Les responsables du gouvernement suisse ont orchestré à la hâte le rachat de 3,25 milliards de dollars du Credit Suisse par UBS il y a deux week-ends après que les actions du Credit Suisse ont plongé et que les déposants nerveux ont rapidement retiré leur argent. Les dirigeants politiques, les régulateurs financiers et la banque centrale craignaient qu’un Credit Suisse chancelant ne secoue davantage les marchés financiers mondiaux à la suite de l’effondrement de deux banques américaines.
Les actionnaires n’ont pas pu voter sur l’accord après que le gouvernement a adopté une ordonnance d’urgence pour contourner l’étape. Certains sont venus à l’assemblée annuelle pour entendre les gestionnaires expliquer ce qui n’allait pas.
« Tout cela – comment cela s’est passé – me met un peu en colère », a déclaré l’actionnaire Markus Huber.
Huber, un bricoleur indépendant de 56 ans, soupçonnait des responsables gouvernementaux et des dirigeants de banques d’avoir concocté l’accord « en secret » et a déclaré qu’il aurait dû y avoir une plus grande transparence.
Les actionnaires se sont sentis « un peu étonnés qu’il n’y ait pas eu d’avertissements auparavant », a-t-il déclaré.

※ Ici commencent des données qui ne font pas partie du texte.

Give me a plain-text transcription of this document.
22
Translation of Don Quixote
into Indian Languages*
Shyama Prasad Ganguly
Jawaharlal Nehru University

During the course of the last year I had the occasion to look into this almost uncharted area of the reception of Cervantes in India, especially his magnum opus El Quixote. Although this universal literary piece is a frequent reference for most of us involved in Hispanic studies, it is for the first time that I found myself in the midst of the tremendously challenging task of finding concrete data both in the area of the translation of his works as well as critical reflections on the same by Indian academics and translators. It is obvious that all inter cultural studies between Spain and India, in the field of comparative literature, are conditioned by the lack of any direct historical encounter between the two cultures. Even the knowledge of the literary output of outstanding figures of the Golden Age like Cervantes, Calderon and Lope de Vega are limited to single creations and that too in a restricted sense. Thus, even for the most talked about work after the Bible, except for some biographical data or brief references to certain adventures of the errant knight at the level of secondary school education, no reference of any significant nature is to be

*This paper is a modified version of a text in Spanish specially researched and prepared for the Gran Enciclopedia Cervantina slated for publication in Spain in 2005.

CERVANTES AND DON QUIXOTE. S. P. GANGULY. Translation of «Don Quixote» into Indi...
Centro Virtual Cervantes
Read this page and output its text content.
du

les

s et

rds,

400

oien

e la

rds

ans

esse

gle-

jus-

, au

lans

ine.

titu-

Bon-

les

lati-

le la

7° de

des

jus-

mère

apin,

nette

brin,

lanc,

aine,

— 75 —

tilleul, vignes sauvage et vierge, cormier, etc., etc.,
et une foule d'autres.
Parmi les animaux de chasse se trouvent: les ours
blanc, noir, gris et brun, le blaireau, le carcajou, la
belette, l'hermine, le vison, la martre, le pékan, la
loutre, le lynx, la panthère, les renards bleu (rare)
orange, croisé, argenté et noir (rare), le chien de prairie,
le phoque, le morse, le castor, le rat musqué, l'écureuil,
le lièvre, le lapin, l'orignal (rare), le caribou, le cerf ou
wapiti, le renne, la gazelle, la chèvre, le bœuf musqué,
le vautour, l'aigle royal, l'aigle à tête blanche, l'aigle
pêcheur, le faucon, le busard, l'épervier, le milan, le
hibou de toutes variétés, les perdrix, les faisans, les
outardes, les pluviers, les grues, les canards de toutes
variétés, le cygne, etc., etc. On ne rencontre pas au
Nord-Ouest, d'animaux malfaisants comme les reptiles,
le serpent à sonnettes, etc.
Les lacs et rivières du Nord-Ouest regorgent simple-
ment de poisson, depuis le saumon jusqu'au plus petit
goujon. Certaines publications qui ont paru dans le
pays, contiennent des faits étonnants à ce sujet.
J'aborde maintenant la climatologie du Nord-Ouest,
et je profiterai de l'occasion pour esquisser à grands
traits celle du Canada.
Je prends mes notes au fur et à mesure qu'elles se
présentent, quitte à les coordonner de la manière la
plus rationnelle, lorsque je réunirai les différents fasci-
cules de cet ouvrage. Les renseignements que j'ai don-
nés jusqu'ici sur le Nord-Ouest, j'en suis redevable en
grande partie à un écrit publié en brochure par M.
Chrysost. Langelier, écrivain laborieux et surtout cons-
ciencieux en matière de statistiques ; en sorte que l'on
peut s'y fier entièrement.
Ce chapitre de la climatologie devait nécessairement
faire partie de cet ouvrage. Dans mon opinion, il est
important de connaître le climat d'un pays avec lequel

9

La prise de contrôle, cependant, n’était pas au programme de la réunion, la première tenue en personne depuis 2019 en raison de la pandémie de COVID-19. Pour les milliers de personnes présentes dans l’arène, dont beaucoup étaient apparemment des retraités suisses, les discours équivalaient à un tollé collectif à propos d’une banque autrefois légendaire qui avait fait faillite – et avec elle un peu de fierté suisse.
En 2007, les actions du Credit Suisse ont atteint près de 88 francs suisses (dollars). Aujourd’hui, ils se négocient à environ 80 cents.
La banque est passée de scandale en scandale ces dernières années : mauvais paris sur les hedge funds ; des accusations qu’il n’a pas signalées des comptes offshore secrets que de riches Américains détenaient pour éviter de payer des impôts aux États-Unis ; ne pas avoir empêché le blanchiment d’argent par un réseau de cocaïne bulgare.
Le bureau du procureur général suisse a annoncé avoir ouvert une enquête sur les événements entourant le Credit Suisse avant le rachat d’UBS. Les dirigeants espèrent que l’accord sera conclu dans les mois à venir, mais ont reconnu une transaction complexe.
Pour les investisseurs du Credit Suisse, l’accord s’est traduit par des pertes. Les actionnaires recevront collectivement 3 milliards de francs (3,3 millions de dollars) dans la société fusionnée, tandis que les investisseurs détenant environ 16 milliards de francs (17,3 milliards de dollars) en obligations à haut risque ont été anéantis.
En règle générale, les actionnaires subissent des pertes avant ceux qui détiennent des obligations si une banque fait faillite.
Les régulateurs suisses, qui tiendront une conférence de presse mercredi, affirment que les contrats montrent que les obligations peuvent être dépréciées lors d’un « événement de viabilité ».
Le cabinet d’avocats mondial Quinn Emanuel a déclaré que les détenteurs d’obligations avaient engagé le cabinet pour « les représenter dans les discussions avec les autorités suisses et les éventuels litiges pour récupérer les pertes ».